That’s according to the findings of a new study by international accounting and advisory firm Mazars, which analysed over 72,000 mid-sized businesses (those with a turnover of between €10m and €200m) in the EU over a four-year period.
Businesses were split by model, adapted from the MIT categorisation, and analysed according to four key performance indicators: profitability, return, liquidity, and strength.
Across all business models, the companies within the bottom tier (20 percent) held an average of under a single days’ cash on hand, and the middle tier (60 percent) fared little better with an average of two days.
Even when factoring in the companies within the highest tier, which are the most liquid with around 15-days of cash on hand to cover operating costs, the median time for all 72,011 companies before external funding sources would be required was a meagre 2.5 days.
This raises the likelihood of businesses assuming expensive short-term finance to cover ongoing liabilities.
Surprisingly, given the popular emphasis on national economic conditions, the results showed few differences related to the country within which a business operates.
Instead, there was a strong and consistent correlation between business model and all measures of business success.
Top tier Intellectual Property (IP)-owning companies, for example, enjoy profitability of at least 17.8 percent, whereas equivalent businesses in the Retail and Distribution sector can expect to generate profitability of just 8.7 percent or more. This suggests that owners and managers who adopt the right business model at the outset, or who position themselves correctly in the market, stand to reap far greater rewards than others.

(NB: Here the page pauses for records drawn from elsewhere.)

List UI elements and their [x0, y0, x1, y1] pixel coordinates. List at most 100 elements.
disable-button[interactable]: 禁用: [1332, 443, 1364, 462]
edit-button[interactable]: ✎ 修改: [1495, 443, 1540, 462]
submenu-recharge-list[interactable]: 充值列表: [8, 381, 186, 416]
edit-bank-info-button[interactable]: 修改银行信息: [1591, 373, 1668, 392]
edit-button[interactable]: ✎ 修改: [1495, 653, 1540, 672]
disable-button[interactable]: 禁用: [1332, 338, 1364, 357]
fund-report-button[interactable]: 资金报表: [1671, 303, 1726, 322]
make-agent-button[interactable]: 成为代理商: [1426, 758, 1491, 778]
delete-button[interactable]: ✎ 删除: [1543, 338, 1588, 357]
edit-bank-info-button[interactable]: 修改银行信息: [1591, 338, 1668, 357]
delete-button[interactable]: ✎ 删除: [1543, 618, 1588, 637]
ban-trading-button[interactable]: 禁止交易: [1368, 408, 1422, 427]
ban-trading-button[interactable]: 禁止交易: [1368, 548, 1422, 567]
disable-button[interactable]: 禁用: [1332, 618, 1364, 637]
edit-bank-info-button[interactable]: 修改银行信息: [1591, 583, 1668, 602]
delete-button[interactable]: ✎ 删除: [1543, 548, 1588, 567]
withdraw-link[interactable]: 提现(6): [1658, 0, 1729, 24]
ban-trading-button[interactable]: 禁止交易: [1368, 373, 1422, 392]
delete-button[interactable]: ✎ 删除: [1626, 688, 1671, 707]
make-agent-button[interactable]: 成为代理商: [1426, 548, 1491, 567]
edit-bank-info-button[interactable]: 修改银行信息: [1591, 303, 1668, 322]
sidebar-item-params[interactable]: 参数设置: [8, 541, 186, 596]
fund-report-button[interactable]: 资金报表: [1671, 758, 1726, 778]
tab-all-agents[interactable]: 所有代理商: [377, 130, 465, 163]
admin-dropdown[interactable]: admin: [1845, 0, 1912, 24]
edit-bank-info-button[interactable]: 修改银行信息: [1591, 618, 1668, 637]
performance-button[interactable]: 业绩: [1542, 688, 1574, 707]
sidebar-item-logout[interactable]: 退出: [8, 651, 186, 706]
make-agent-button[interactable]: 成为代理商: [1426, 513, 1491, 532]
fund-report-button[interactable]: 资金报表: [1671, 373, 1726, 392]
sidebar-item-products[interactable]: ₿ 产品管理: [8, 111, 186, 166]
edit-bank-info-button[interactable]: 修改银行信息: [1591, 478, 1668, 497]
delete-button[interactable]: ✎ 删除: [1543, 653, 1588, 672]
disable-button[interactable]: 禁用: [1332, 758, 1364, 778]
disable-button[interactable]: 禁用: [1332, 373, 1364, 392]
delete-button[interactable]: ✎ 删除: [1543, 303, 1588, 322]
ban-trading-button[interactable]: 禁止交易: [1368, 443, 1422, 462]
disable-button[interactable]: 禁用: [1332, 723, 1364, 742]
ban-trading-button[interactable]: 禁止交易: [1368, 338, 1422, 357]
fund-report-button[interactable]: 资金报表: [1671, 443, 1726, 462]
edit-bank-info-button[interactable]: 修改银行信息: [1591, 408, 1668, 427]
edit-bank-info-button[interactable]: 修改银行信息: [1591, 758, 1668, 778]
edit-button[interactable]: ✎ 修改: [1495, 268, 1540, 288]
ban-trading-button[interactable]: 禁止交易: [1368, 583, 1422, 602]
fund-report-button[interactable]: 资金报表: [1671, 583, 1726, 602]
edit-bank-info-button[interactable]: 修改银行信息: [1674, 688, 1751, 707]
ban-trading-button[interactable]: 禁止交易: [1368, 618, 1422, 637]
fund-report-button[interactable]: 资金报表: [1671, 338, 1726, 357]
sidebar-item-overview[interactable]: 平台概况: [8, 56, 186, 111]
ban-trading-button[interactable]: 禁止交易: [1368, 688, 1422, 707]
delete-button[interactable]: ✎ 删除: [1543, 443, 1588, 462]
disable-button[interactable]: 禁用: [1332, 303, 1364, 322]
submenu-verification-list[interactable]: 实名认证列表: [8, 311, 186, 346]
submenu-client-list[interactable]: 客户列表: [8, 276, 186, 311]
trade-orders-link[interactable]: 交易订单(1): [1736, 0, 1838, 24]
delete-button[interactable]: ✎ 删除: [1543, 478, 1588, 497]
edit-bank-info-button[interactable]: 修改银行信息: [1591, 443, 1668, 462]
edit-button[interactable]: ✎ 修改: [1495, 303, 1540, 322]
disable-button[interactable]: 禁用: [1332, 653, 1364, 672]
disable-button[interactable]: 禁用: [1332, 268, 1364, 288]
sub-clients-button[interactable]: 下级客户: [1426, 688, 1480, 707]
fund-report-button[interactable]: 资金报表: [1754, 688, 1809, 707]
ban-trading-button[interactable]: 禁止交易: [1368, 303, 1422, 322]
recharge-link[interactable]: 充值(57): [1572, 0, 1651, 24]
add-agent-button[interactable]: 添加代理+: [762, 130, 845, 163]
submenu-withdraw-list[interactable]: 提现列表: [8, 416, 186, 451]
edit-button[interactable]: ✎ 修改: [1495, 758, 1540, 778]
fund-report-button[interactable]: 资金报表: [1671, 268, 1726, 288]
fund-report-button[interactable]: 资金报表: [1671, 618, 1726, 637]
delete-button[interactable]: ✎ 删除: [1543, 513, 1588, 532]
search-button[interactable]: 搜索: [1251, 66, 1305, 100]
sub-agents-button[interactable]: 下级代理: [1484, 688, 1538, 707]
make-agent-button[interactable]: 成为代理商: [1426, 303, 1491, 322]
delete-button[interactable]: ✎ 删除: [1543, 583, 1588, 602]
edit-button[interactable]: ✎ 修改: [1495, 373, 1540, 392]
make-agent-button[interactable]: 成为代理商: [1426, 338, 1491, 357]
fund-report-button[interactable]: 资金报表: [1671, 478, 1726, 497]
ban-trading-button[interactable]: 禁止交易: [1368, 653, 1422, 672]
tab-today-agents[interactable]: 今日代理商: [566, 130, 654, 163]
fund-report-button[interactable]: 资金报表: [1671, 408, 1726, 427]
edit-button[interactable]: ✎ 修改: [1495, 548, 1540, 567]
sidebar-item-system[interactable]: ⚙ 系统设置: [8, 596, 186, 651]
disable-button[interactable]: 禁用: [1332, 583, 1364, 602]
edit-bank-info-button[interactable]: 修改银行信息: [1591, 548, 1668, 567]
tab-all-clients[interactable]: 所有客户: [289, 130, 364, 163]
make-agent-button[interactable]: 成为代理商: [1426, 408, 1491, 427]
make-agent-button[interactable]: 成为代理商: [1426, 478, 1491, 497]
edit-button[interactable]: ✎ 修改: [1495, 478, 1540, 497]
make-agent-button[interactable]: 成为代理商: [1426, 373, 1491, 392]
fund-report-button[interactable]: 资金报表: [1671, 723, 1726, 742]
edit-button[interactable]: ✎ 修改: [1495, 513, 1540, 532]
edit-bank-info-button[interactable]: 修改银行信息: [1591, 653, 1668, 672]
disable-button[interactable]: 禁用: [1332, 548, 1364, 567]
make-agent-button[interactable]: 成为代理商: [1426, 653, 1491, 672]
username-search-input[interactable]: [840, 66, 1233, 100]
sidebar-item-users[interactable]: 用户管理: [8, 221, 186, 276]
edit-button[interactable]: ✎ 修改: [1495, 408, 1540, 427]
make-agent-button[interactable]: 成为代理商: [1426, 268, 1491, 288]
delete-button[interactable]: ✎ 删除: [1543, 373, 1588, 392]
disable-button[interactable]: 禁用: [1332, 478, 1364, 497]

Lorcan Colclough, Head of Entrepreneurial Business Services at Mazars Ireland, told the Sunday Business Post: “These results are a reflection of the challenges facing most mid-sized businesses in Ireland. These businesses are core to both the Irish and European economies, but it seems that many simply aren’t maximising their potential. Day-to-day operations are dominating the management agenda, often leading to the neglect of the long-term drivers of shareholder value.”
He continued: “On a positive note, the study shows that improving the performance and enhancing the value of the business can be within the control of the owners and management. Those who can strike the right balance between driving today’s performance and proactively taking control of the drivers of long term capital value will reap the rewards.”
Mazars is one of the fastest growing professional services firms in Ireland specialising in audit, accountancy, advisory and tax services. Mazars is based in Dublin, Galway and Limerick and is also part of a single international integrated partnership of over 20,000 employees in 86 countries.
And now it has developed a three-step programme called Optimize, that will focus business leaders and management on their long-term agenda, and enable them to assess opportunities, cope with change, improve decision-making and align actions with strategic objectives. At the heart of Optimize is the objective of partnering with Mazar’s clients to help them enhance shareholder value.
Emer O’Riordan, Director of Entrepreneurial Business Services at Mazars Ireland, said: “The programme is different as it takes a holistic view of the business and focuses on a gap analysis across the big five drivers of value – the goals and ambitions of the shareholders and management, the market position, how effective are their operations, people and teams and the financial fundamentals. We identify the practical plans and actions required to close any gaps and achieve their potential.”